1,861 posts, read 3,023,768 times
Reputation: 559
Quote:
Originally Posted by jimhcom View Post
For most people retiring on $12,000 per yr. is just not going to happen. That is the point. Put yourself in the Governments position, you owe the taxpayers trillions of dollars you have already spent and it will break your budget to even attempt to pay. What is the answer? You engineer an economy which makes it impossible to retire, and then you ladder out Social Security so that it always looks like retirement is only a few more years ahead. You dangle the carrot in front of everyone’s face until they finally keel over, (still working) and never do get to collect any Social Security. Problem solved.

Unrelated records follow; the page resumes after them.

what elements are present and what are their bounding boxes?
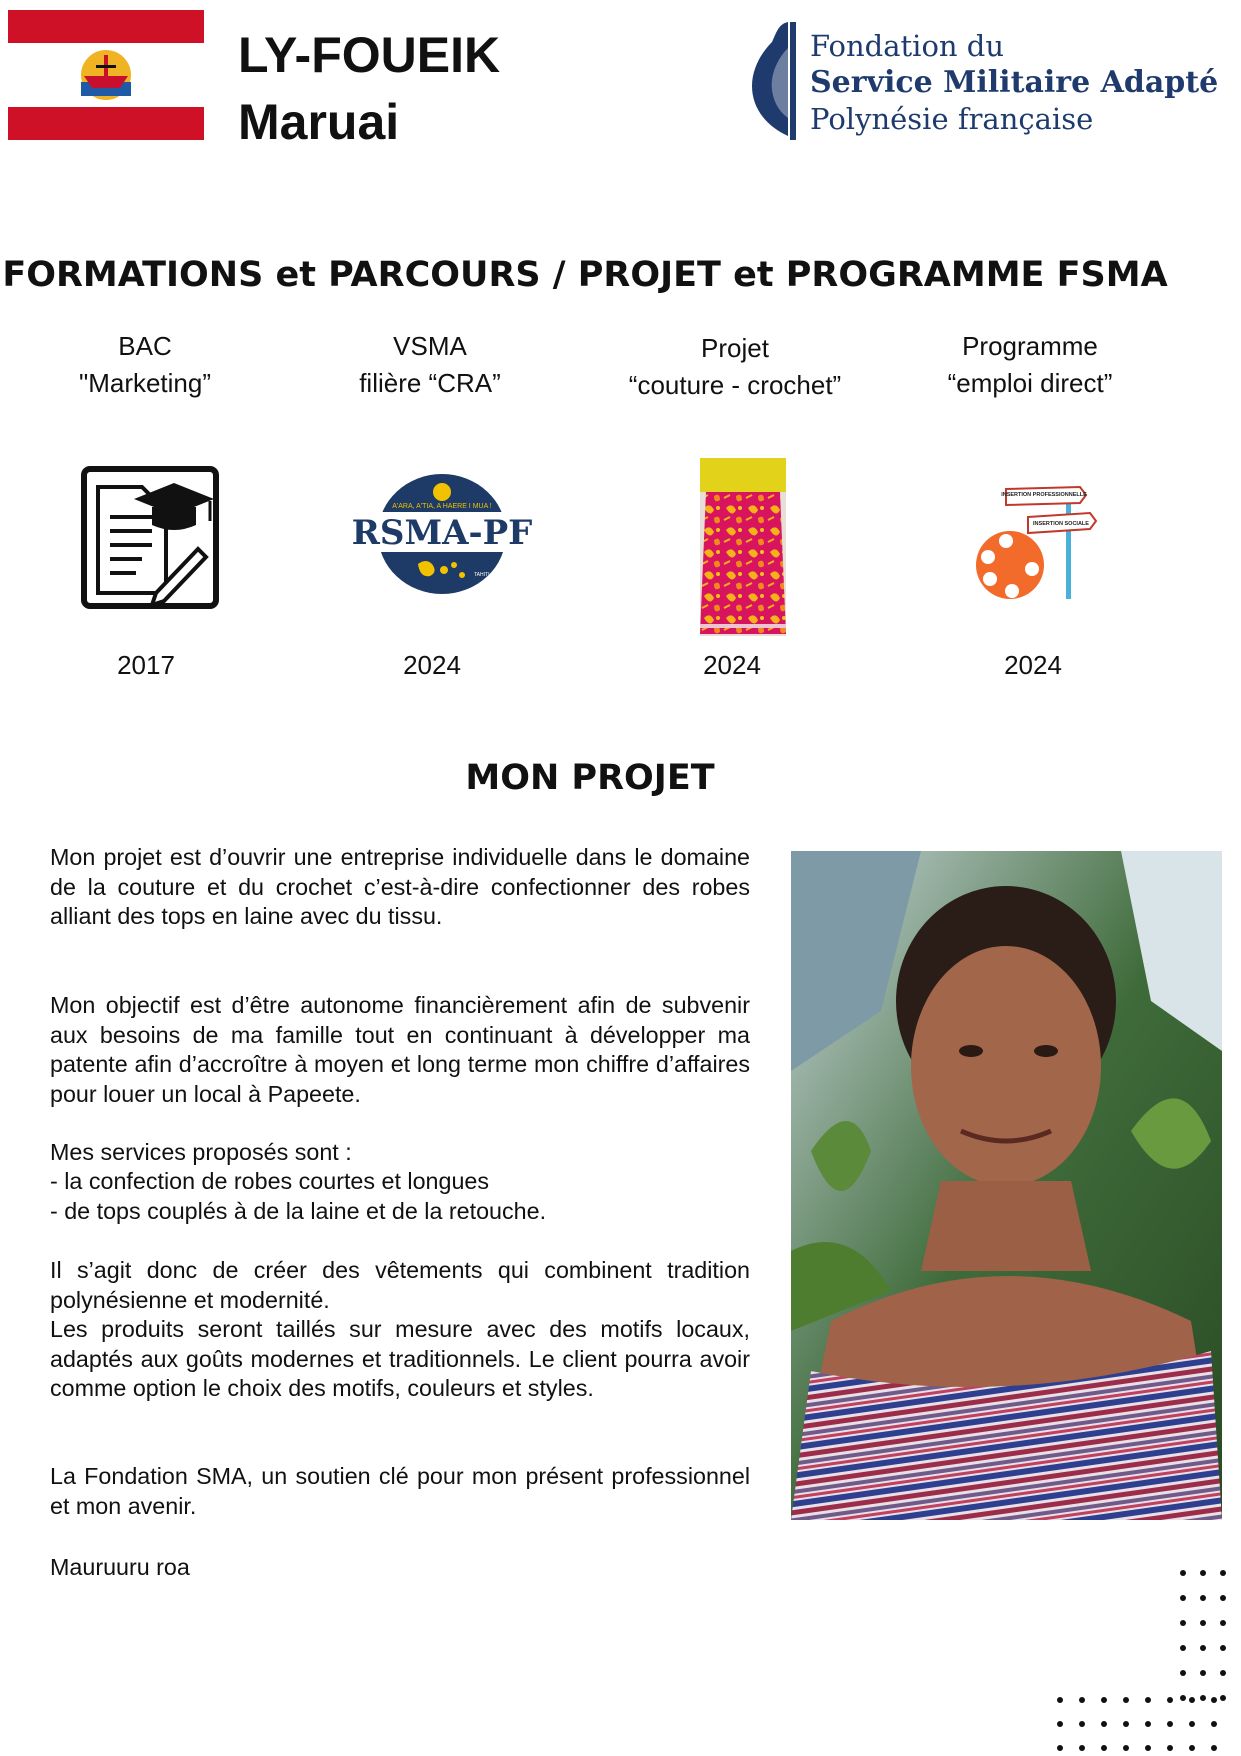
column-programme [880,328,1180,402]
sign-text-1: INSERTION PROFESSIONNELLE [1001,492,1087,498]
rsma-logo [351,472,533,597]
services-item-1: - la confection de robes courtes et longues [50,1168,490,1194]
services-item-2: - de tops couplés à de la laine et de la retouche. [50,1198,547,1224]
column-label: Projet [701,333,769,363]
paragraph-4a: Il s’agit donc de créer des vêtements qui combinent tradition polynésienne et modernité. [50,1257,750,1313]
rsma-place: TAHITI [474,572,490,578]
last-name: LY-FOUEIK [238,27,501,83]
column-vsma [280,328,580,402]
section-title-formations: FORMATIONS et PARCOURS / PROJET et PROGRAMME FSMA [2,255,1168,295]
column-label: BAC [118,331,172,361]
column-sublabel: "Marketing” [78,368,212,398]
first-name: Maruai [238,94,400,150]
rsma-motto: A'ARA, A'TIA, A HAERE I MUA ! [392,503,492,510]
diploma-icon [80,465,220,610]
closing-text: Mauruuru roa [50,1554,190,1580]
portrait-photo [791,851,1222,1520]
logo-line-2: Service Militaire Adapté [810,65,1219,100]
year-projet: 2024 [703,650,761,680]
column-sublabel: “emploi direct” [947,368,1113,398]
section-title-mon-projet: MON PROJET [465,758,715,798]
column-projet [585,330,885,404]
decorative-dots-bottom [1057,1697,1241,1756]
signpost-icon [958,483,1098,603]
column-sublabel: “couture - crochet” [628,370,842,400]
column-sublabel: filière “CRA” [359,368,501,398]
logo-line-1: Fondation du [810,29,1005,63]
column-label: Programme [962,331,1098,361]
rsma-badge-text: RSMA-PF [351,513,533,553]
year-bac: 2017 [117,650,175,680]
fsma-logo-emblem [748,18,808,142]
dress-photo [700,458,786,636]
paragraph-1: Mon projet est d’ouvrir une entreprise individuelle dans le domaine de la couture et du crochet c’est-à-dire confectionner des robes alliant des tops en laine avec du tissu. [50,844,750,929]
year-programme: 2024 [1004,650,1062,680]
sign-text-2: INSERTION SOCIALE [1033,521,1089,527]
paragraph-4b: Les produits seront taillés sur mesure avec des motifs locaux, adaptés aux goûts modernes et traditionnels. Le client pourra avoir comme option le choix des motifs, couleurs et styles. [50,1316,750,1401]
column-bac [0,328,295,402]
logo-line-3: Polynésie française [810,102,1094,136]
year-vsma: 2024 [403,650,461,680]
services-intro: Mes services proposés sont : [50,1139,352,1165]
paragraph-2: Mon objectif est d’être autonome financièrement afin de subvenir aux besoins de ma famille tout en continuant à développer ma patente afin d’accroître à moyen et long terme mon chiffre d’affaires pour louer un local à Papeete. [50,992,750,1107]
paragraph-5: La Fondation SMA, un soutien clé pour mon présent professionnel et mon avenir. [50,1463,750,1519]
column-label: VSMA [393,331,467,361]
french-polynesia-flag [8,10,204,140]
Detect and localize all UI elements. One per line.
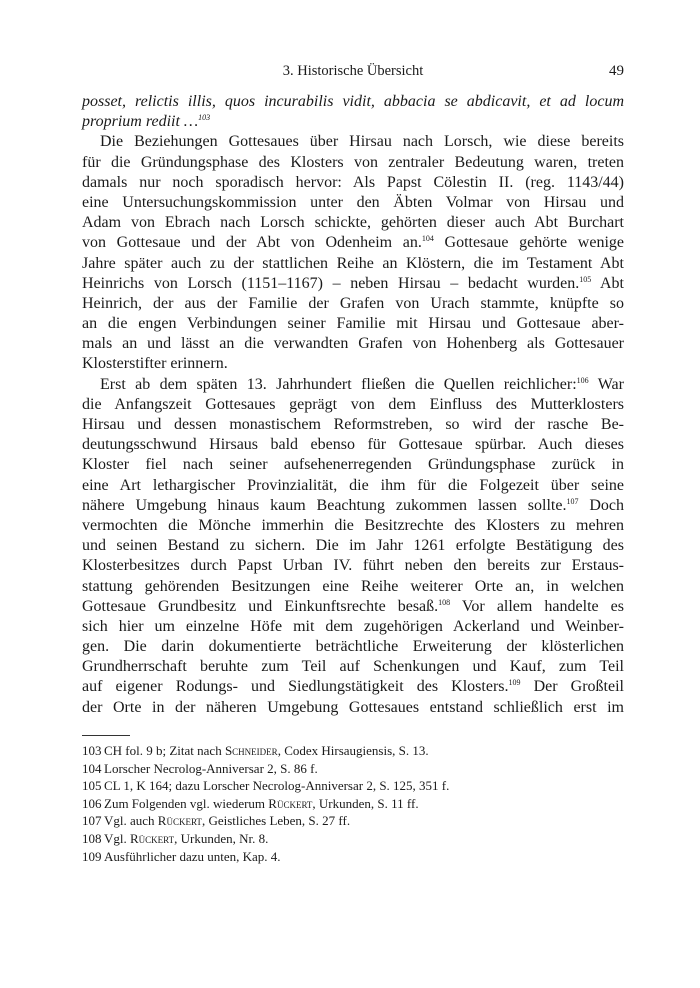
text-line: [82, 455, 624, 475]
text-line: [82, 193, 624, 213]
footnotes: [82, 742, 624, 865]
footnote: [82, 760, 624, 778]
line-text: eine Untersuchungskommission unter den Äbten Volmar von Hirsau und: [82, 193, 624, 211]
footnote: [82, 812, 624, 830]
line-text: gen. Die darin dokumentierte beträchtliche Erweiterung der klösterlichen: [82, 638, 624, 656]
text-line: [82, 314, 624, 334]
footnote-text-continued: , Codex Hirsaugiensis, S. 13.: [277, 743, 429, 758]
text-line: [82, 254, 624, 274]
line-text-continued: War: [588, 375, 624, 393]
line-text: Grundherrschaft beruhte zum Teil auf Schenkungen und Kauf, zum Teil: [82, 658, 624, 676]
text-line: [82, 677, 624, 697]
line-text: mals an und lässt an die verwandten Grafen von Hohenberg als Gottesauer: [82, 335, 624, 353]
footnote-text: Vgl.: [104, 830, 130, 846]
line-text: Heinrichs von Lorsch (1151–1167) – neben Hirsau – bedacht wurden.: [82, 274, 580, 292]
text-line: [82, 476, 624, 496]
text-line: [82, 637, 624, 657]
line-text: Klosterbesitzes durch Papst Urban IV. führt neben den bereits zur Erstaus-: [82, 557, 624, 575]
footnote-text-continued: , Geistliches Leben, S. 27 ff.: [201, 813, 351, 829]
line-text: Adam von Ebrach nach Lorsch schickte, gehörten dieser auch Abt Burchart: [82, 214, 624, 232]
footnote: [82, 742, 624, 760]
footnote-divider: [82, 735, 130, 736]
text-line: [82, 334, 624, 354]
footnote: [82, 848, 624, 866]
line-text-continued: Doch: [578, 496, 624, 514]
text-line: [82, 617, 624, 637]
line-text: die Anfangszeit Gottesaues geprägt von dem Einfluss des Mutterklosters: [82, 395, 624, 413]
footnote: [82, 830, 624, 848]
text-line: [82, 435, 624, 455]
line-text-continued: Der Großteil: [520, 678, 624, 696]
line-text: für die Gründungsphase des Klosters von zentraler Bedeutung waren, treten: [82, 153, 624, 171]
footnote-text-continued: , Urkunden, S. 11 ff.: [312, 795, 419, 811]
line-text: stattung gehörenden Besitzungen eine Reihe weiterer Orte an, in welchen: [82, 577, 624, 595]
text-line: [82, 294, 624, 314]
line-text: Klosterstifter erinnern.: [82, 355, 228, 373]
line-text: Die Beziehungen Gottesaues über Hirsau nach Lorsch, wie diese bereits: [100, 133, 624, 151]
footnote-author: Rückert: [130, 830, 175, 846]
footnote-author: Rückert: [157, 813, 202, 829]
text-line: [82, 153, 624, 173]
text-line: [82, 354, 624, 374]
line-text: Erst ab dem späten 13. Jahrhundert fließen die Quellen reichlicher:: [100, 375, 577, 393]
footnote-text: CL 1, K 164; dazu Lorscher Necrolog-Anniversar 2, S. 125, 351 f.: [104, 778, 450, 794]
text-line: [82, 657, 624, 677]
line-text: von Gottesaue und der Abt von Odenheim an.: [82, 234, 422, 252]
line-text: eine Art lethargischer Provinzialität, die ihm für die Folgezeit über seine: [82, 476, 624, 494]
text-line: [82, 395, 624, 415]
line-text: Jahre später auch zu der stattlichen Reihe an Klöstern, die im Testament Abt: [82, 254, 624, 272]
line-text-continued: Abt: [591, 274, 624, 292]
footnote-text: Vgl. auch: [104, 813, 158, 829]
line-text: sich hier um einzelne Höfe mit dem zugehörigen Ackerland und Weinber-: [82, 617, 624, 635]
footnote-reference: 109: [508, 678, 521, 688]
text-line: [82, 92, 624, 112]
footnote-text: CH fol. 9 b; Zitat nach: [104, 743, 225, 758]
footnote-number: 103: [82, 743, 102, 758]
footnote-author: Schneider: [224, 743, 278, 758]
text-line: [82, 274, 624, 294]
body-text: [82, 92, 624, 718]
footnote-reference: 103: [198, 113, 211, 123]
line-text: posset, relictis illis, quos incurabilis vidit, abbacia se abdicavit, et ad locum: [82, 93, 624, 110]
line-text: damals nur noch sporadisch hervor: Als Papst Cölestin II. (reg. 1143/44): [82, 173, 624, 191]
footnote-number: 109: [82, 848, 102, 864]
line-text: Kloster fiel nach seiner aufsehenerregenden Gründungsphase zurück in: [82, 456, 624, 474]
text-line: [82, 516, 624, 536]
line-text: Heinrich, der aus der Familie der Grafen von Urach stammte, knüpfte so: [82, 294, 624, 312]
line-text: proprium rediit …: [82, 113, 199, 131]
line-text: und seinen Bestand zu sichern. Die im Jahr 1261 erfolgte Bestätigung des: [82, 537, 624, 555]
page-header: [82, 63, 624, 83]
line-text: Hirsau und dessen monastischem Reformstreben, so wird der rasche Be-: [82, 416, 624, 433]
text-line: [82, 173, 624, 193]
footnote-number: 105: [82, 778, 102, 794]
footnote: [82, 777, 624, 795]
footnote-text: Lorscher Necrolog-Anniversar 2, S. 86 f.: [104, 760, 318, 776]
running-head: 3. Historische Übersicht: [282, 63, 424, 79]
text-line: [82, 213, 624, 233]
text-line: [82, 577, 624, 597]
text-line: [82, 698, 624, 718]
page-number: 49: [609, 63, 624, 79]
line-text: der Orte in der näheren Umgebung Gottesaues entstand schließlich erst im: [82, 698, 624, 716]
line-text: an die engen Verbindungen seiner Familie mit Hirsau und Gottesaue aber-: [82, 315, 624, 333]
footnote-author: Rückert: [268, 795, 313, 811]
line-text-continued: Gottesaue gehörte wenige: [433, 234, 624, 252]
footnote-text: Zum Folgenden vgl. wiederum: [104, 795, 269, 811]
text-line: [82, 375, 624, 395]
footnote-reference: 106: [576, 375, 589, 385]
line-text: deutungsschwund Hirsaus bald ebenso für Gottesaue spürbar. Auch dieses: [82, 436, 624, 454]
footnote-reference: 108: [438, 597, 451, 607]
footnote-number: 108: [82, 830, 102, 846]
line-text: Gottesaue Grundbesitz und Einkunftsrechte besaß.: [82, 597, 439, 615]
footnote-reference: 105: [579, 274, 592, 284]
text-line: [82, 415, 624, 435]
line-text: nähere Umgebung hinaus kaum Beachtung zukommen lassen sollte.: [82, 496, 567, 514]
text-line: [82, 496, 624, 516]
line-text: vermochten die Mönche immerhin die Besitzrechte des Klosters zu mehren: [82, 516, 624, 534]
text-line: [82, 556, 624, 576]
footnote: [82, 795, 624, 813]
text-line: [82, 597, 624, 617]
footnote-number: 107: [82, 813, 102, 829]
text-line: [82, 233, 624, 253]
footnote-number: 104: [82, 760, 102, 776]
line-text: auf eigener Rodungs- und Siedlungstätigkeit des Klosters.: [82, 678, 509, 696]
footnote-number: 106: [82, 795, 102, 811]
footnote-reference: 104: [421, 234, 434, 244]
line-text-continued: Vor allem handelte es: [450, 597, 624, 615]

Couldn't have said it better myself. Brilliant plan, eh?

I was born in 1950, and in order to get the highest benefits of social security, I have to work until I'm 70. Now - imagine someone who was born in 1980, for example - I suppose the age will eventually go up so high no one can ever retire at all - it'll be 100. And, what with companies no longer having pensions, and healthcare costs going up, and food and gas and utilities going up, etc., many people will just have to work until they drop dead, as you say. If you make it to 100, you might have a few years left after retiring.

And, at that point, the president won't even send a birthday card when you turn 100 - you'll have to make it to 110 for that!